The FBI Is Getting Its Own, Personal 3D Printer for Studying Bombs
One Stratasys Objet24 desktop-sized machine will be delivered to Quantico for forensic analysis of IEDs.
At least one lucky G-Man will get to toy around with a 3D printer to study homemade explosives.
The bureau needs one order of a Stratasys Objet24 Personal 3D Printer "to support the advanced technical exploitation of evolving and existing high technology explosive devices," new federal contracting papers state.
Retail prices for the model start at $19,900, according to resellers and pricesheets.
“The 3D printer is cutting-edge technology that will be used by the Terrorist Explosive Device Analytical Center to enhance their capabilities in exploiting improvised explosive devices,” or IEDs, FBI spokeswoman Ann Todd said in an email on Friday.
The center, located in Quantico, inspects flammables collected from overseas battlefields and found on U.S. soil. Various Justice Department agencies, the Pentagon, other intelligence units and international partners contribute to TEDAC’s bomb library.
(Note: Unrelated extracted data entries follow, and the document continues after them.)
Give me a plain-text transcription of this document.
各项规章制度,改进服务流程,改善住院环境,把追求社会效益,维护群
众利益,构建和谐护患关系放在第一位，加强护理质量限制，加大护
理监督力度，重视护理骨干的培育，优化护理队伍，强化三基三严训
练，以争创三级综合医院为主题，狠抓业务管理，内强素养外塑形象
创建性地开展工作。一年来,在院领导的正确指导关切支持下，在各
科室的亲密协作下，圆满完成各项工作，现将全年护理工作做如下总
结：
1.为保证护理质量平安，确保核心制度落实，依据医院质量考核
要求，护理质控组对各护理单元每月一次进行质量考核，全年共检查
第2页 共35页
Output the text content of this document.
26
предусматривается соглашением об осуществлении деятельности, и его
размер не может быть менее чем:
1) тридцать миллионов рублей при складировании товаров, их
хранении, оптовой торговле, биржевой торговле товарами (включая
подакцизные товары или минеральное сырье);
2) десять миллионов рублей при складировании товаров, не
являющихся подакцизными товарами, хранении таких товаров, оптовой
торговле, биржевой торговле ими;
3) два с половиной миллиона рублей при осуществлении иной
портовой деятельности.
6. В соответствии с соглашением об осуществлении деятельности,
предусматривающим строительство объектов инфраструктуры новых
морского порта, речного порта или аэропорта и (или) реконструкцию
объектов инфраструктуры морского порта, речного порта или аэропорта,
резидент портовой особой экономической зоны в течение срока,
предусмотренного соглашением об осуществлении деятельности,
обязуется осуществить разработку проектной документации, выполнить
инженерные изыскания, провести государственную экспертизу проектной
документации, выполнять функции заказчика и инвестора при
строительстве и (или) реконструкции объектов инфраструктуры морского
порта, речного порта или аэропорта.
Since opening in 2003, the center has probed more than 100,000 IEDs and receives about 800 deliveries a month.
Justice in 2013 became increasingly worried about plastic firearms faking out airport screeners and other weapon detectors.
Last fall, the Huffington Post reported that Justice's Bureau of Alcohol, Tobacco, Firearms and Explosives, during an experiment, successfully printed and fired a metal-free gun using blueprints publicly available online. "The ATF's testing showed that the weapon, while not quite as powerful as most guns, could penetrate several inches of soft flesh as well as a human skull," HuffPo wrote.
At the time, ATF declined to say whether it owned its own 3D printer.
The model the FBI plans to purchase weighs 205 pounds and measures 32.28" × 24.4" × 23.22", according to the Stratasys website. It is compatible with Windows XP and Windows 7 operating systems.
The company describes the Objet24 as "the first desktop system to print realistic models with small moving parts, thin walls and smooth, paintable surfaces."
FBI officials said they want the Stratasys machine as opposed to another vendor’s model because it "is the only instrument capable of producing the high accuracy and resolution results to meet agency testing standards."
Also, it is the sole printer that complies with the bureau’s data recovery and thermal environment requirements, officials said.